The information below comes from the statement of deficiencies compiled by health inspectors and provided to AHCJ by the Centers for Medicare and Medicaid Services. It does not include the steps the hospital plans to take to fix the problem, known as a plan of correction. For that information, you should contact the hospital, your state health department or CMS. Accessing the document may require you to file a Freedom of Information Request. Information on doing so is available here.

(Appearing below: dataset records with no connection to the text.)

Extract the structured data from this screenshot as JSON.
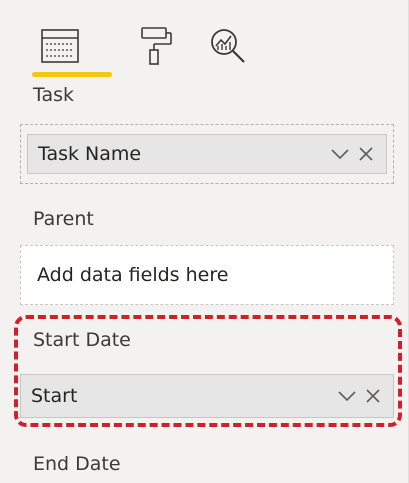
{
  "toolbar": {
    "tools": [
      {
        "name": "fields",
        "icon": "fields-icon"
      },
      {
        "name": "format",
        "icon": "paint-roller-icon"
      },
      {
        "name": "analytics",
        "icon": "analytics-icon"
      }
    ],
    "active_color": "#f2c811"
  },
  "wells": {
    "task": {
      "label": "Task",
      "field": "Task Name"
    },
    "parent": {
      "label": "Parent",
      "placeholder": "Add data fields here"
    },
    "start_date": {
      "label": "Start Date",
      "field": "Start"
    },
    "end_date": {
      "label": "End Date"
    }
  },
  "highlight_color": "#d1202a"
}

|BAYSTATE MEDICAL CENTER||759 CHESTNUT STREET SPRINGFIELD, MA 01199||Sept. 19, 2017|
|VIOLATION: INFECTION CONTROL OFFICER RESPONSIBILITIES||Tag No: A0749|
|Based on observations, records reviewed and interview the Hospital failed to consistently follow infection control standards for cleaning of equipment, hand hygiene and donning of Personal Protective Equipment.
1.) The Surveyor observed Operating Room #10 at 9:10 A.M. on 9/19/17. The anesthesia chair was positioned near the head of the Operating Room table. The anesthesia chair had wide upholstered arm rests that had several visible worn areas where the material had split and revealed the padding. Because these chairs no longer had intact and cleanable arm surfaces, they could not be adequately cleaned between surgical cases.

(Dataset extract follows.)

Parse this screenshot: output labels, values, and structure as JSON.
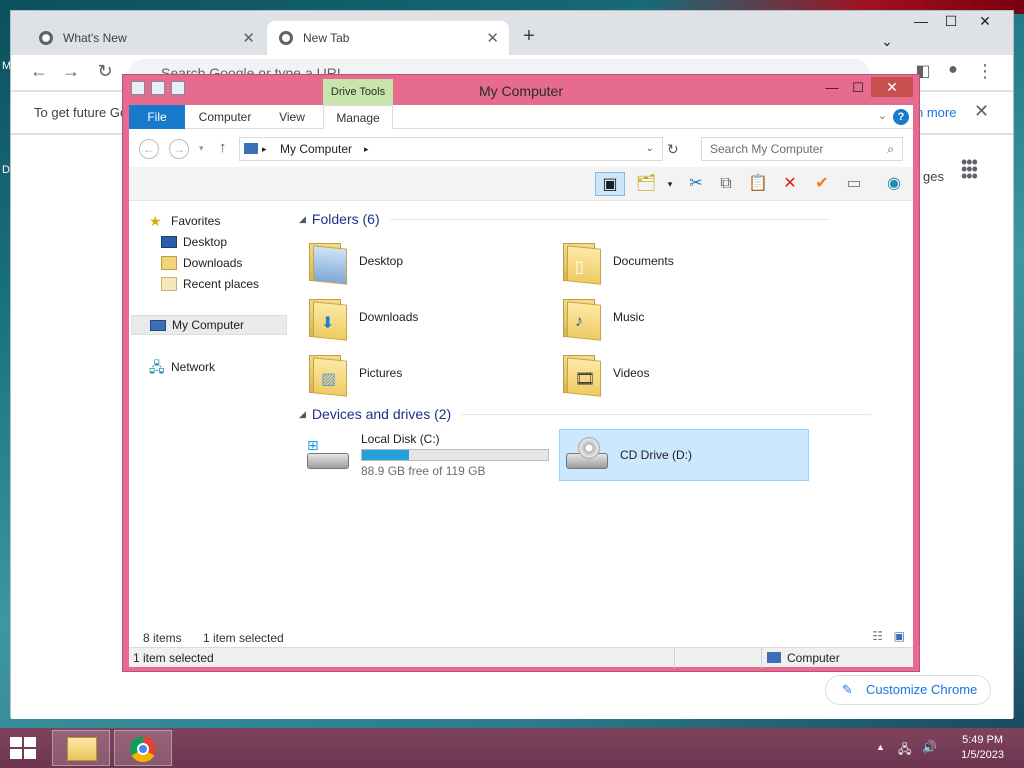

The Surveyor interviewed the Nurse Manager for Anesthesia Services at 9:40 A.M. on 9/7/17. The Nurse Manager for Anesthesia Services said she had identified the need for new chairs, however, the chair continued to be used.
2.) The Surveyor observed the pre-surgical set up of Operating Room #10 at 9:15 A.M. on 9/19/17. Operating Room Nurse #1 was assisting the Surgical Technician in opening the sterile packs for the procedure. Operating Room Nurse #1 opened one of the surgical instrument trays and per policy examined the internal filter. After she examined the filter she went to throw it into the trash and the filter landed on the floor. Operating Room Nurse #1 retrieved it from the floor, threw it in the trash and continued to assist the Surgical Technician. Operating Room Nurse #1 failed to perform hand hygiene after retrieving the filter from the floor and before handling the clean items.
3.) The Surveyor observed Operating Room #10 at 9:20 A.M. on 9/19/17. Operating Room #10 was entered by Anesthesiologist #1 who conferred with the Certified Registered Nurse Anesthetist in the room. Anesthesiologist #1 was dressed in his Operating Room attire except he had failed to secure his mask appropriately.